Reilly Opelka and John Isner have played their fair share of tie-breaks, but they’ve never been involved in one like this.

In the longest tie-break in a tour-level match since the start of the ATP Tour in 1990, Opelka won a 24-22 marathon to edge his compatriot on Saturday in the Dallas Open semi-finals. On his eighth match point, Opelka’s mini-break ended a run of 26 straight points on serve. Prior to that, he saved 10 set points on his way to a thrilling 7-6(7), 7-6(22) victory.

“I lost track,” Opelka said when asked to describe the tie-break, referring to the unprecedented seven changes of end. “At one point it was 21-all… that’s something I’ve never seen before, but if it was going to happen, it certainly would have been in this match.

“It just shows how clutch he is,” he said of Isner’s effort. “I had some house money being up a set. He didn’t, and he hit some unbelievable spots on his serve down match point.”

Opelka moves on to his fourth tour-level final with the win. The Americans have now played 12 consecutive tie-break sets in their ATP Head2Head series, with Opelka winning their past four meetings to improve to 4-1 in the matchup. There have been no breaks of serve in their past 98 games.

Opelka fired 39 aces in the match, just shy of the record of 45 in a best-of-three match, and has still not faced a break point in Dallas. Isner tallied 21 aces and both men won more than 85 per cent of their first-serve points in a match that did not see a break point.

The marathon tie-break was eventful throughout.
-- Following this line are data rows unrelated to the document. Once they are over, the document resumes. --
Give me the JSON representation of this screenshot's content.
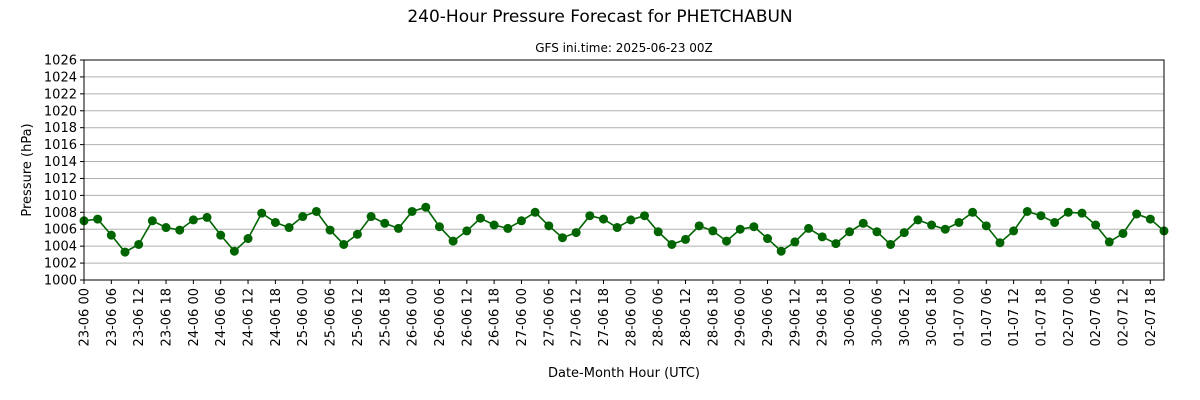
{
  "chart_data": {
    "type": "line",
    "title": "240-Hour Pressure Forecast for PHETCHABUN",
    "subtitle": "GFS ini.time: 2025-06-23 00Z",
    "xlabel": "Date-Month Hour (UTC)",
    "ylabel": "Pressure (hPa)",
    "ylim": [
      1000,
      1026
    ],
    "yticks": [
      1000,
      1002,
      1004,
      1006,
      1008,
      1010,
      1012,
      1014,
      1016,
      1018,
      1020,
      1022,
      1024,
      1026
    ],
    "grid": "horizontal",
    "line_color": "#006400",
    "x_tick_labels": [
      "23-06 00",
      "23-06 06",
      "23-06 12",
      "23-06 18",
      "24-06 00",
      "24-06 06",
      "24-06 12",
      "24-06 18",
      "25-06 00",
      "25-06 06",
      "25-06 12",
      "25-06 18",
      "26-06 00",
      "26-06 06",
      "26-06 12",
      "26-06 18",
      "27-06 00",
      "27-06 06",
      "27-06 12",
      "27-06 18",
      "28-06 00",
      "28-06 06",
      "28-06 12",
      "28-06 18",
      "29-06 00",
      "29-06 06",
      "29-06 12",
      "29-06 18",
      "30-06 00",
      "30-06 06",
      "30-06 12",
      "30-06 18",
      "01-07 00",
      "01-07 06",
      "01-07 12",
      "01-07 18",
      "02-07 00",
      "02-07 06",
      "02-07 12",
      "02-07 18"
    ],
    "x_step_hours": 3,
    "series": [
      {
        "values": [
          1007.0,
          1007.2,
          1005.3,
          1003.3,
          1004.2,
          1007.0,
          1006.2,
          1005.9,
          1007.1,
          1007.4,
          1005.3,
          1003.4,
          1004.9,
          1007.9,
          1006.8,
          1006.2,
          1007.5,
          1008.1,
          1005.9,
          1004.2,
          1005.4,
          1007.5,
          1006.7,
          1006.1,
          1008.1,
          1008.6,
          1006.3,
          1004.6,
          1005.8,
          1007.3,
          1006.5,
          1006.1,
          1007.0,
          1008.0,
          1006.4,
          1005.0,
          1005.6,
          1007.6,
          1007.2,
          1006.2,
          1007.1,
          1007.6,
          1005.7,
          1004.2,
          1004.8,
          1006.4,
          1005.8,
          1004.6,
          1006.0,
          1006.3,
          1004.9,
          1003.4,
          1004.5,
          1006.1,
          1005.1,
          1004.3,
          1005.7,
          1006.7,
          1005.7,
          1004.2,
          1005.6,
          1007.1,
          1006.5,
          1006.0,
          1006.8,
          1008.0,
          1006.4,
          1004.4,
          1005.8,
          1008.1,
          1007.6,
          1006.8,
          1008.0,
          1007.9,
          1006.5,
          1004.5,
          1005.5,
          1007.8,
          1007.2,
          1005.8
        ]
      }
    ]
  }
}
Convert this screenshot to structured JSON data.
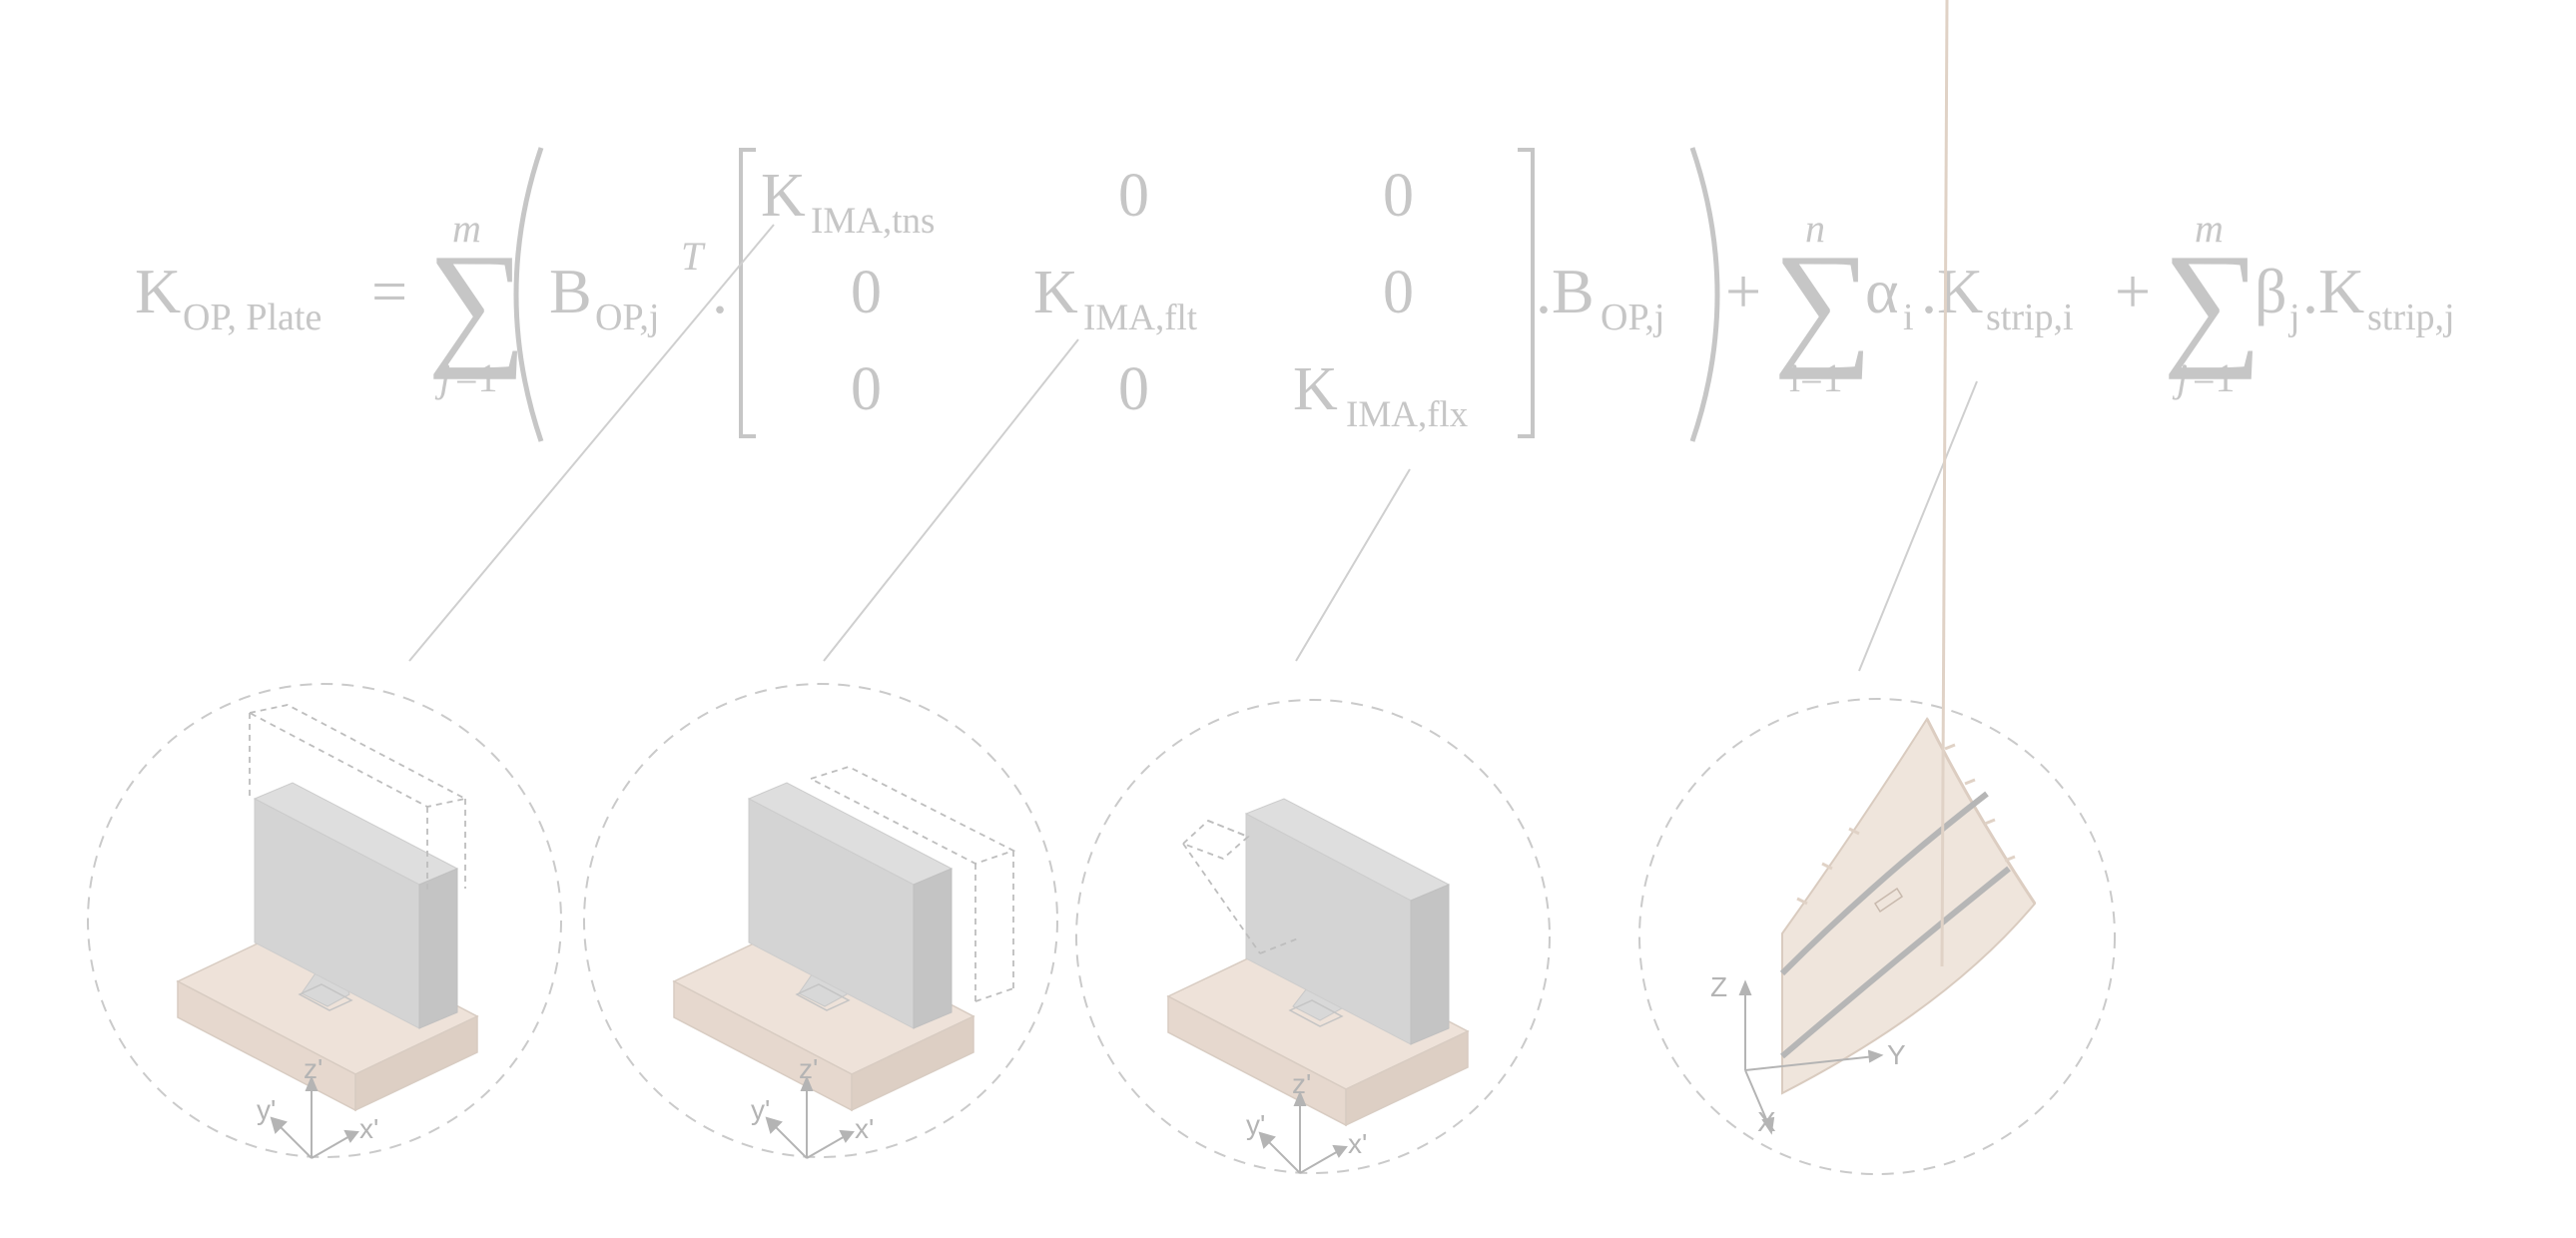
{
  "equation": {
    "lhs": {
      "symbol": "K",
      "subscript": "OP, Plate",
      "equals": "="
    },
    "sum_main": {
      "symbol": "∑",
      "upper": "m",
      "lower_var": "j",
      "lower_rest": "=1"
    },
    "b_transpose": {
      "symbol": "B",
      "subscript": "OP,j",
      "superscript": "T",
      "dot": "."
    },
    "matrix": {
      "k_tns": {
        "symbol": "K",
        "subscript": "IMA,tns"
      },
      "k_flt": {
        "symbol": "K",
        "subscript": "IMA,flt"
      },
      "k_flx": {
        "symbol": "K",
        "subscript": "IMA,flx"
      },
      "zero": "0"
    },
    "b_after": {
      "symbol": ".B",
      "subscript": "OP,j"
    },
    "plus": "+",
    "sum_alpha": {
      "symbol": "∑",
      "upper": "n",
      "lower": "i=1",
      "term": "α",
      "term_sub": "i",
      "k": ".K",
      "k_sub": "strip,i"
    },
    "sum_beta": {
      "symbol": "∑",
      "upper": "m",
      "lower_var": "j",
      "lower_rest": "=1",
      "term": "β",
      "term_sub": "j",
      "k": ".K",
      "k_sub": "strip,j"
    }
  },
  "axes": {
    "local": {
      "z": "z'",
      "y": "y'",
      "x": "x'"
    },
    "global": {
      "z": "Z",
      "y": "Y",
      "x": "X"
    }
  },
  "colors": {
    "text": "#c6c6c6",
    "leader": "#cfcfcf",
    "circle": "#cacaca",
    "wall_front": "#d4d4d4",
    "wall_side": "#c4c4c4",
    "wall_top": "#dedede",
    "base_top": "#eee2d9",
    "base_front": "#e6d8ce",
    "base_side": "#ddcfc4",
    "panel": "#efe5dc",
    "strip": "#b6b6b6"
  }
}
Early on it produced a stretch of five points that saw four mini-breaks. They again traded mini-breaks from 8-8, as both men came up with backhand passes and Opelka saved a set point on the return. From there, it all went the way of the server until Opelka claimed a historic win with another backhand pass, ending what he called “a second-set breaker that felt like a third and fourth set.”

Opelka now awaits the winner of the day’s second semi-final between Jenson Brooksby and Marcos Giron — a match he plans to watch.

“Brooksby is one of my favourite players to watch, probably my least favorite player to play,” Opelka previewed. “Giron is a great player as well. Hes worked extremely hard to get where he’s at.”